Walker was indicted by a grand jury on July 28, 2004. The family of Rudy Cardenas and their community allies pressed for and got a rare open grand jury that was observed by the public and the press. The family’s use of activism to bring the death of their loved one to the awareness of the public has been an inspiration to other families who have lost members to police violence. Indybay obtained a grand jury transcript, on which this story is in part based.

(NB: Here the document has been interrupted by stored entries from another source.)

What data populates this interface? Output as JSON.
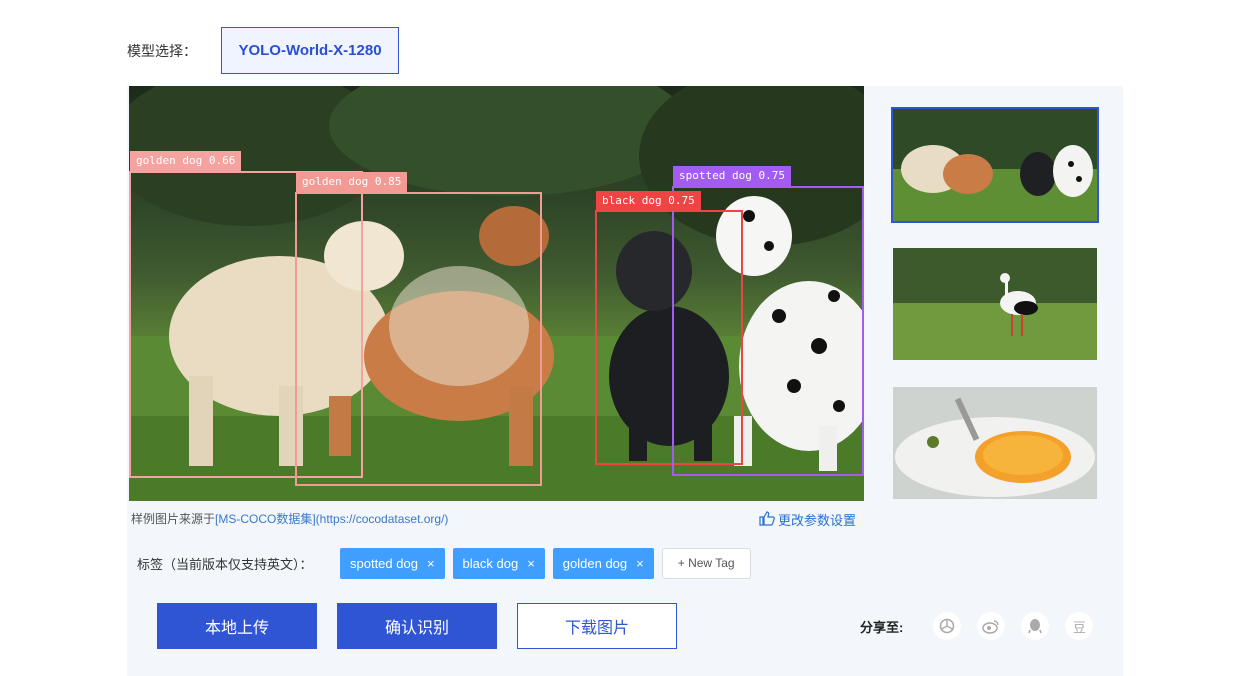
{
  "model": {
    "label": "模型选择：",
    "selected": "YOLO-World-X-1280"
  },
  "detections": [
    {
      "label": "golden dog 0.66",
      "color": "#f4a3a0"
    },
    {
      "label": "golden dog 0.85",
      "color": "#f29a93"
    },
    {
      "label": "black dog 0.75",
      "color": "#ee4444"
    },
    {
      "label": "spotted dog 0.75",
      "color": "#a35cf2"
    }
  ],
  "source": {
    "prefix": "样例图片来源于",
    "link": "[MS-COCO数据集](https://cocodataset.org/)"
  },
  "params_link": "更改参数设置",
  "tags": {
    "label": "标签（当前版本仅支持英文）：",
    "items": [
      "spotted dog",
      "black dog",
      "golden dog"
    ],
    "remove_glyph": "×",
    "new_tag": "+ New Tag"
  },
  "buttons": {
    "upload": "本地上传",
    "recognize": "确认识别",
    "download": "下载图片"
  },
  "share": {
    "label": "分享至:",
    "icons": [
      "wechat-moments-icon",
      "weibo-icon",
      "qq-icon",
      "douban-icon"
    ],
    "douban_glyph": "豆"
  },
  "colors": {
    "primary": "#2f55d4",
    "tag": "#409eff",
    "panel": "#f3f6fb"
  }
}
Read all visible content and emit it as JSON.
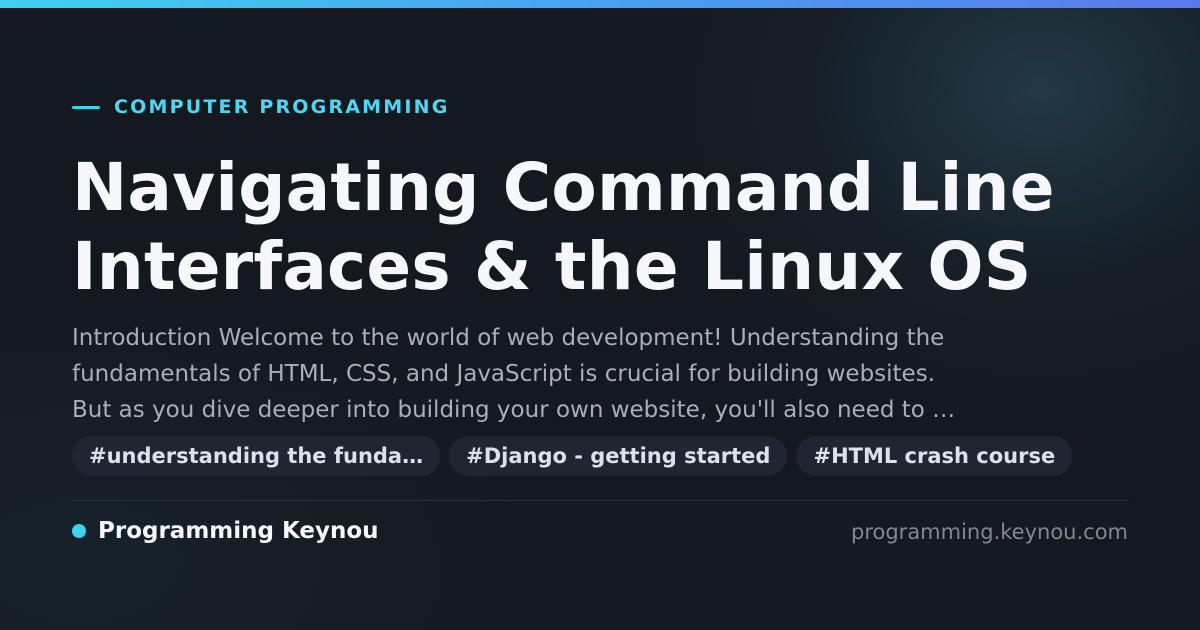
{
  "category": {
    "label": "COMPUTER PROGRAMMING",
    "accent_color": "#3fd2ee"
  },
  "title": "Navigating Command Line\nInterfaces & the Linux OS",
  "excerpt": "Introduction Welcome to the world of web development! Understanding the\nfundamentals of HTML, CSS, and JavaScript is crucial for building websites.\nBut as you dive deeper into building your own website, you'll also need to …",
  "tags": [
    "#understanding the funda…",
    "#Django - getting started",
    "#HTML crash course"
  ],
  "footer": {
    "brand_name": "Programming Keynou",
    "domain": "programming.keynou.com"
  },
  "colors": {
    "background": "#13171e",
    "accent": "#3fd2ee",
    "title_text": "#f5f7fa",
    "muted_text": "#a6afbb"
  }
}
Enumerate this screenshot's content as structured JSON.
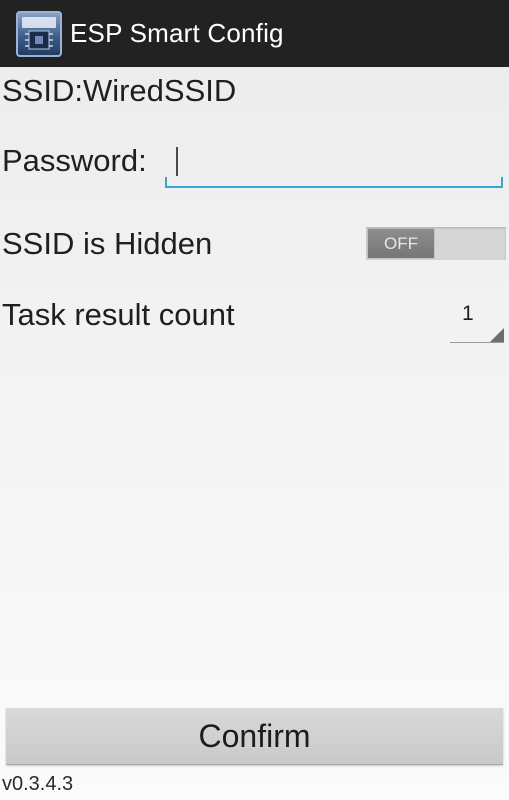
{
  "action_bar": {
    "title": "ESP Smart Config",
    "icon": "esp-app-icon"
  },
  "form": {
    "ssid_text": "SSID:WiredSSID",
    "password_label": "Password:",
    "password_value": "",
    "hidden_label": "SSID is Hidden",
    "hidden_toggle_state": "OFF",
    "task_count_label": "Task result count",
    "task_count_value": "1"
  },
  "confirm_label": "Confirm",
  "version": "v0.3.4.3",
  "colors": {
    "action_bar_bg": "#222222",
    "input_underline": "#3aa5d4",
    "button_bg": "#d1d1d1"
  }
}
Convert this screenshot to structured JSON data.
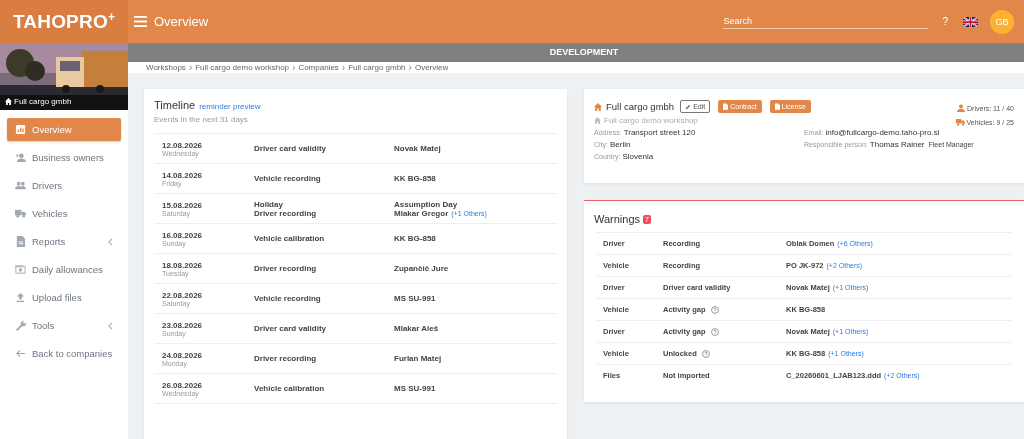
{
  "header": {
    "logo": "TAHOPRO",
    "logo_sup": "+",
    "page_title": "Overview",
    "search": {
      "placeholder": "Search"
    },
    "help": "?",
    "avatar": "GB"
  },
  "env_banner": "DEVELOPMENT",
  "sidebar": {
    "company": "Full cargo gmbh",
    "items": [
      {
        "label": "Overview",
        "selected": true,
        "submenu": false
      },
      {
        "label": "Business owners",
        "selected": false,
        "submenu": false
      },
      {
        "label": "Drivers",
        "selected": false,
        "submenu": false
      },
      {
        "label": "Vehicles",
        "selected": false,
        "submenu": false
      },
      {
        "label": "Reports",
        "selected": false,
        "submenu": true
      },
      {
        "label": "Daily allowances",
        "selected": false,
        "submenu": false
      },
      {
        "label": "Upload files",
        "selected": false,
        "submenu": false
      },
      {
        "label": "Tools",
        "selected": false,
        "submenu": true
      },
      {
        "label": "Back to companies",
        "selected": false,
        "submenu": false
      }
    ]
  },
  "breadcrumb": {
    "separator": "›",
    "items": [
      "Workshops",
      "Full cargo demo workshop",
      "Companies",
      "Full cargo gmbh",
      "Overview"
    ]
  },
  "timeline": {
    "title": "Timeline",
    "link": "reminder preview",
    "subtitle": "Events in the next 31 days",
    "rows": [
      {
        "date": "12.08.2026",
        "weekday": "Wednesday",
        "events": [
          {
            "type": "Driver card validity",
            "subject": "Novak Matej"
          }
        ]
      },
      {
        "date": "14.08.2026",
        "weekday": "Friday",
        "events": [
          {
            "type": "Vehicle recording",
            "subject": "KK BG-858"
          }
        ]
      },
      {
        "date": "15.08.2026",
        "weekday": "Saturday",
        "events": [
          {
            "type": "Holiday",
            "subject": "Assumption Day"
          },
          {
            "type": "Driver recording",
            "subject": "Mlakar Gregor",
            "others": "(+1 Others)"
          }
        ]
      },
      {
        "date": "16.08.2026",
        "weekday": "Sunday",
        "events": [
          {
            "type": "Vehicle calibration",
            "subject": "KK BG-858"
          }
        ]
      },
      {
        "date": "18.08.2026",
        "weekday": "Tuesday",
        "events": [
          {
            "type": "Driver recording",
            "subject": "Zupančič Jure"
          }
        ]
      },
      {
        "date": "22.08.2026",
        "weekday": "Saturday",
        "events": [
          {
            "type": "Vehicle recording",
            "subject": "MS SU-991"
          }
        ]
      },
      {
        "date": "23.08.2026",
        "weekday": "Sunday",
        "events": [
          {
            "type": "Driver card validity",
            "subject": "Mlakar Aleš"
          }
        ]
      },
      {
        "date": "24.08.2026",
        "weekday": "Monday",
        "events": [
          {
            "type": "Driver recording",
            "subject": "Furlan Matej"
          }
        ]
      },
      {
        "date": "26.08.2026",
        "weekday": "Wednesday",
        "events": [
          {
            "type": "Vehicle calibration",
            "subject": "MS SU-991"
          }
        ]
      }
    ]
  },
  "company": {
    "name": "Full cargo gmbh",
    "edit": "Edit",
    "buttons": [
      "Contract",
      "License"
    ],
    "workshop": "Full cargo demo workshop",
    "stats": [
      "Drivers: 11 / 40",
      "Vehicles: 9 / 25"
    ],
    "fields_left": [
      {
        "label": "Address:",
        "value": "Transport street 120"
      },
      {
        "label": "City:",
        "value": "Berlin"
      },
      {
        "label": "Country:",
        "value": "Slovenia"
      }
    ],
    "fields_right": [
      {
        "label": "Email:",
        "value": "info@fullcargo-demo.taho-pro.si"
      },
      {
        "label": "Responsible person:",
        "value": "Thomas Rainer",
        "note": "Fleet Manager"
      }
    ]
  },
  "warnings": {
    "title": "Warnings",
    "count": "7",
    "rows": [
      {
        "category": "Driver",
        "type": "Recording",
        "help": false,
        "subject": "Oblak Domen",
        "others": "(+6 Others)"
      },
      {
        "category": "Vehicle",
        "type": "Recording",
        "help": false,
        "subject": "PO JK-972",
        "others": "(+2 Others)"
      },
      {
        "category": "Driver",
        "type": "Driver card validity",
        "help": false,
        "subject": "Novak Matej",
        "others": "(+1 Others)"
      },
      {
        "category": "Vehicle",
        "type": "Activity gap",
        "help": true,
        "subject": "KK BG-858"
      },
      {
        "category": "Driver",
        "type": "Activity gap",
        "help": true,
        "subject": "Novak Matej",
        "others": "(+1 Others)"
      },
      {
        "category": "Vehicle",
        "type": "Unlocked",
        "help": true,
        "subject": "KK BG-858",
        "others": "(+1 Others)"
      },
      {
        "category": "Files",
        "type": "Not imported",
        "help": false,
        "subject": "C_20260601_LJAB123.ddd",
        "others": "(+2 Others)"
      }
    ]
  }
}
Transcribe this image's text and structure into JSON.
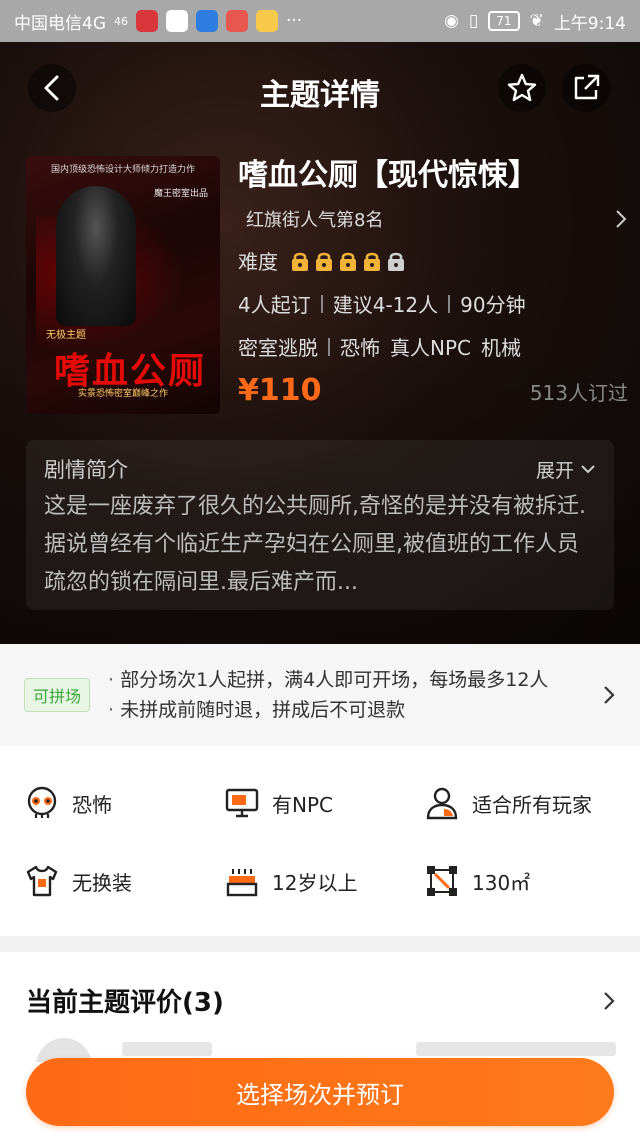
{
  "statusbar": {
    "carrier": "中国电信4G",
    "signal": "46",
    "battery": "71",
    "time": "上午9:14"
  },
  "nav": {
    "title": "主题详情",
    "back_icon": "chevron-left-icon",
    "favorite_icon": "star-icon",
    "share_icon": "share-icon"
  },
  "poster": {
    "top_caption": "国内顶级恐怖设计大师倾力打造力作",
    "studio": "魔王密室出品",
    "theme_tag": "无极主题",
    "name": "嗜血公厕",
    "subtitle": "实景恐怖密室巅峰之作"
  },
  "theme": {
    "name": "嗜血公厕【现代惊悚】",
    "rank": "红旗街人气第8名",
    "difficulty_label": "难度",
    "difficulty": {
      "filled": 4,
      "total": 5
    },
    "meta": [
      "4人起订",
      "建议4-12人",
      "90分钟"
    ],
    "tags": [
      "密室逃脱",
      "恐怖",
      "真人NPC",
      "机械"
    ],
    "price": "¥110",
    "booked": "513人订过"
  },
  "plot": {
    "title": "剧情简介",
    "expand_label": "展开",
    "text": "这是一座废弃了很久的公共厕所,奇怪的是并没有被拆迁. 据说曾经有个临近生产孕妇在公厕里,被值班的工作人员疏忽的锁在隔间里.最后难产而..."
  },
  "pin": {
    "badge": "可拼场",
    "line1": "部分场次1人起拼，满4人即可开场，每场最多12人",
    "line2": "未拼成前随时退，拼成后不可退款"
  },
  "features": [
    {
      "label": "恐怖",
      "icon": "skull-icon"
    },
    {
      "label": "有NPC",
      "icon": "monitor-person-icon"
    },
    {
      "label": "适合所有玩家",
      "icon": "person-icon"
    },
    {
      "label": "无换装",
      "icon": "shirt-icon"
    },
    {
      "label": "12岁以上",
      "icon": "cake-icon"
    },
    {
      "label": "130㎡",
      "icon": "area-icon"
    }
  ],
  "reviews": {
    "title": "当前主题评价(3)"
  },
  "cta": {
    "label": "选择场次并预订"
  },
  "colors": {
    "accent": "#ff6a14",
    "price": "#ff6a1a",
    "lock": "#f2b33a",
    "pin_green": "#3aa83a"
  }
}
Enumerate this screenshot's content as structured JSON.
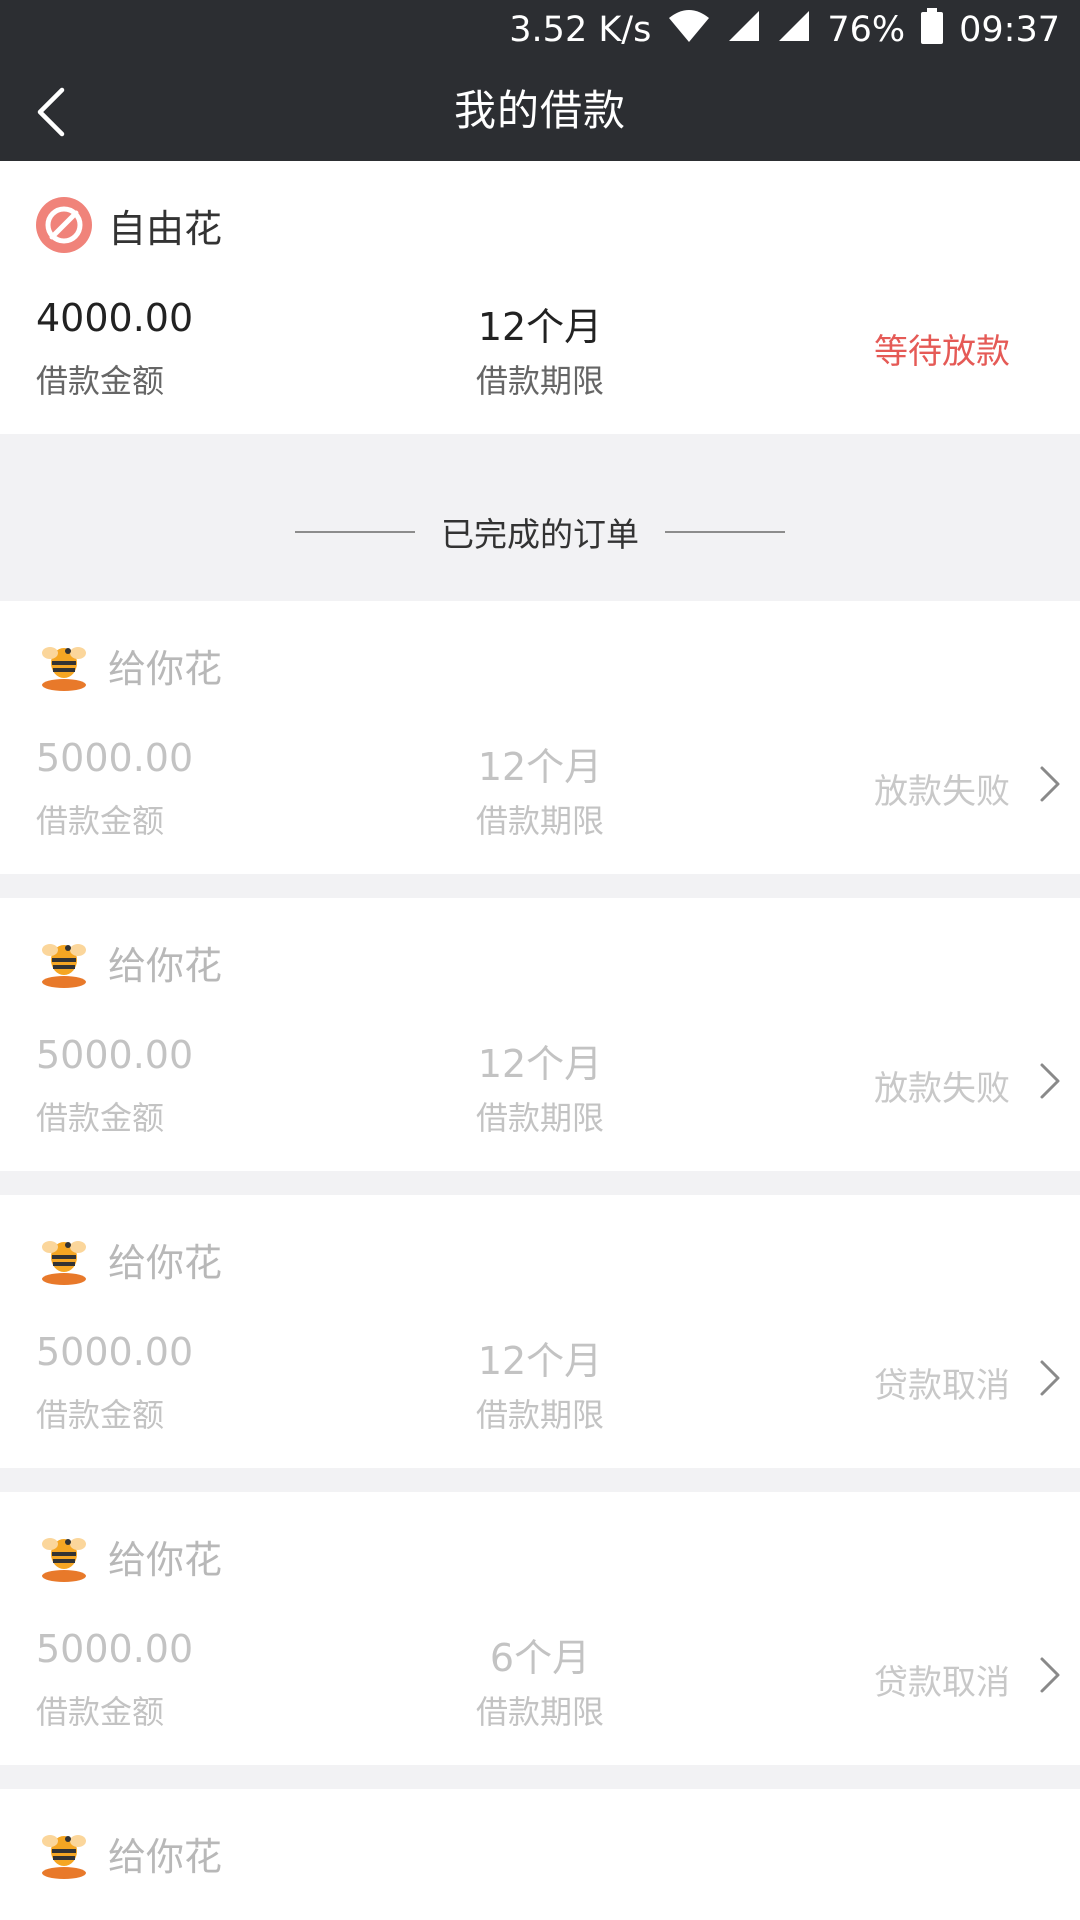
{
  "status_bar": {
    "speed": "3.52 K/s",
    "battery": "76%",
    "time": "09:37",
    "icons": [
      "wifi-icon",
      "signal-icon",
      "signal-icon",
      "battery-icon"
    ]
  },
  "header": {
    "title": "我的借款",
    "back_icon": "chevron-left-icon"
  },
  "active_loan": {
    "brand": "自由花",
    "amount": "4000.00",
    "amount_label": "借款金额",
    "term": "12个月",
    "term_label": "借款期限",
    "status": "等待放款",
    "status_color": "#e55a56"
  },
  "completed_section": {
    "title": "已完成的订单"
  },
  "completed_orders": [
    {
      "brand": "给你花",
      "amount": "5000.00",
      "amount_label": "借款金额",
      "term": "12个月",
      "term_label": "借款期限",
      "status": "放款失败"
    },
    {
      "brand": "给你花",
      "amount": "5000.00",
      "amount_label": "借款金额",
      "term": "12个月",
      "term_label": "借款期限",
      "status": "放款失败"
    },
    {
      "brand": "给你花",
      "amount": "5000.00",
      "amount_label": "借款金额",
      "term": "12个月",
      "term_label": "借款期限",
      "status": "贷款取消"
    },
    {
      "brand": "给你花",
      "amount": "5000.00",
      "amount_label": "借款金额",
      "term": "6个月",
      "term_label": "借款期限",
      "status": "贷款取消"
    },
    {
      "brand": "给你花"
    }
  ]
}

Cardenas lost his life on February 17, 2004 because he was in the wrong place at the wrong time, because he somewhat fit the description of a wanted man, and because the officer he encountered was Agent Walker. Walker and other officers were doing surveillance in unmarked cars at a house where they expected to find David Gonzales, who was wanted for parole violation, when Cardenas passed by. He drove up in his van and then drove away, and Walker went to pull him over. Walker had very briefly seen a photo of Gonzales, and he mistook Cardenas for Gonzales. When Walker turned on his lights Cardenas was not willing to stop. He had a warrant out on him, although his wife, who was the complainant, was trying to have it canceled. Cardenas had methamphetamine in his system and may not have been thinking clearly. Although Walker did not know the streets of San Jose well, and his car and the other officers’ cars lacked radios on San Jose Police frequencies, Walker made the decision at that point to start a chase.

Officials and stories in the press later said Gonzales was considered “armed and dangerous.” Gonzales was convicted of an assault without a weapon in the 1990s and was at some level gang-connected, but there was no solid information that he was armed and dangerous. In the grand jury hearing Liroff whittled away at this justification, finally saying to Walker’s supervisor, Steve Davies, “So, in fact, you had no information, not only in this millennium, or in any preceding millennium, that this person had firearms or any other weapon.” “No, I did not,” Davies responded.

Brian Link, another State Agent involved in the pursuit of Cardenas, said in his testimony before the grand jury: “We had four cars driving with their lights and sirens on; Agent Walker trying to pursue a wanted felon; myself trying to communicate what was occurring [on a cell phone] with the California Highway Patrol dispatcher and relaying the information about the pursuant, about our locations, speeds, et cetera, to that dispatcher, so she could then relay it to the San Jose Police Department so that we could get some assistance from them. There [were] a lot of things going on; it wasn’t just—we weren’t driving down the street next to each other, talking casually. There was a lot of adrenaline pumping for all of us. We were trying to maintain the safety of the public as well as ourselves.” Yet the chase went through downtown San Jose at speeds of up to 60 miles per hour, with cars running through stop signs and streetlights, and at one point going the wrong way down a one-way street.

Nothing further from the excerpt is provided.